Em paralelo ao pedido de CPI, a Comissão da Pessoa com Deficiência da Alesp aprovou por unanimidade convite para que o presidente da Amil, José Seripieri Filho, seja ouvido no dia 28, às 15h. Ele comprou a empresa em dezembro do ano passado por cerca de 11 bilhões de reais, assumindo uma dívida aproximada de 9 bilhões. O empresário, no entanto, deve enviar um representante.
Câmara
Já na Câmara dos Deputados, a iniciativa de propor uma investigação sobre as operadoras de planos de saúde que têm cancelado contratos de forma unilateral é do deputado Aureo Ribeiro (Solidariedade-RJ). O parlamentar também afirma ser necessário apurar como tem se dado a fiscalização da saúde suplementar pela ANS, responsável pelo serviço. “Essas pessoas que estão perdendo seus planos vão recorrer à rede pública”, ressalta, defendendo que a Câmara tome posição sobre o tema. Para que a comissão seja instalada ao menos 171 deputados devem assinar o pedido.

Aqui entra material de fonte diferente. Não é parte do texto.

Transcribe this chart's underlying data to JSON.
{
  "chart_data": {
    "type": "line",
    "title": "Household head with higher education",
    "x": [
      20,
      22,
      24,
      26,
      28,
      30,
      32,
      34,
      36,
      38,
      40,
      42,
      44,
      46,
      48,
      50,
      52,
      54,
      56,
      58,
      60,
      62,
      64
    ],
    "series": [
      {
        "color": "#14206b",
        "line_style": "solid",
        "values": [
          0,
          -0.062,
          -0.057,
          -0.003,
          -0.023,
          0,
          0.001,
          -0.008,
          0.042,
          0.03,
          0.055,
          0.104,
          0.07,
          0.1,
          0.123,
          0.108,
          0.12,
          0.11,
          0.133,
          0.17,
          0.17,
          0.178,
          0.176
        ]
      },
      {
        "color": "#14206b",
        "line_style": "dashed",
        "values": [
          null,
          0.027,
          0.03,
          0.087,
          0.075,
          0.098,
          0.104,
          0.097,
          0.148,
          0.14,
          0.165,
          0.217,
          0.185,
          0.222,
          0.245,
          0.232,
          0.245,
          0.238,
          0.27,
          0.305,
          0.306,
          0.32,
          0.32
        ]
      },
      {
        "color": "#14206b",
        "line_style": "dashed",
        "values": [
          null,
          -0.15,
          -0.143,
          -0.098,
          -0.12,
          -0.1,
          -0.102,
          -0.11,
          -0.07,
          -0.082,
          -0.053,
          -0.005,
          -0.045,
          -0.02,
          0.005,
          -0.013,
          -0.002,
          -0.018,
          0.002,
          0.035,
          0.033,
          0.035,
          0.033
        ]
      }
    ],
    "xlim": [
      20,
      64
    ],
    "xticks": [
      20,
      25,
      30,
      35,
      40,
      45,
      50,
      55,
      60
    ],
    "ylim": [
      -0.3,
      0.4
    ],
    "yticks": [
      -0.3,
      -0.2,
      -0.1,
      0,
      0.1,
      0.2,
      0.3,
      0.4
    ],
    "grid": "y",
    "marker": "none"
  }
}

A partir do ano passado, houve um salto no número de queixas por cancelamento unilateral registradas na ANS (Agência Nacional de Saúde Suplementar). Segundo o órgão, entre janeiro e abril deste ano, foram feitas 5.888 reclamações, um crescimento de 30,9% em relação ao mesmo período do ano passado. Em todo o ano de 2023, foram contabilizadas 15.279 reclamações. Em 2022, foram 11.096.
Liminar
Na noite de terça, 21, uma liminar judicial obtida em ação movida pelo deputado distrital Eduardo Pedrosa (União Brasil-DF), em conjunto com o Movimento Orgulho Autista Brasil (MOAB) e o Instituto Pedro Araujo dos Santos (Instituto PAS), passa a impedir o cancelamento dos planos de saúde de pessoas autistas, com doenças raras e paralisia cerebral, com exceção apenas de casos comprovados de inadimplência. O descumprimento acarretará multa diária de 59.000 reais às operadoras.
“Essa decisão é marco na luta pela garantia dos direitos e da dignidade das pessoas com TEA (Transtorno do Espectro Autista) e suas famílias. A liminar será válida em todo Brasil e restabelece o direito de muitas pessoas que foram injustiçadas pelos planos de saúde”, comemora o deputado.
Outro lado
Em nota, a Amil lamenta os transtornos causados pelos cancelamentos, mas afirma que eles “correspondem a apenas 1% dos beneficiários cobertos” e que se justificam pelo desequilíbrio extremo entre receita e despesa que representam. “Enfatizamos que a medida não tem nenhuma relação com demandas médicas ou quaisquer tratamentos específicos, uma vez que mais de 98% das pessoas envolvidas não estão internadas ou submetidas a tratamento médico garantidor de sua sobrevivência ou de sua incolumidade física”, declarou a Amil, que diz atender 10 mil pessoas do espectro autista.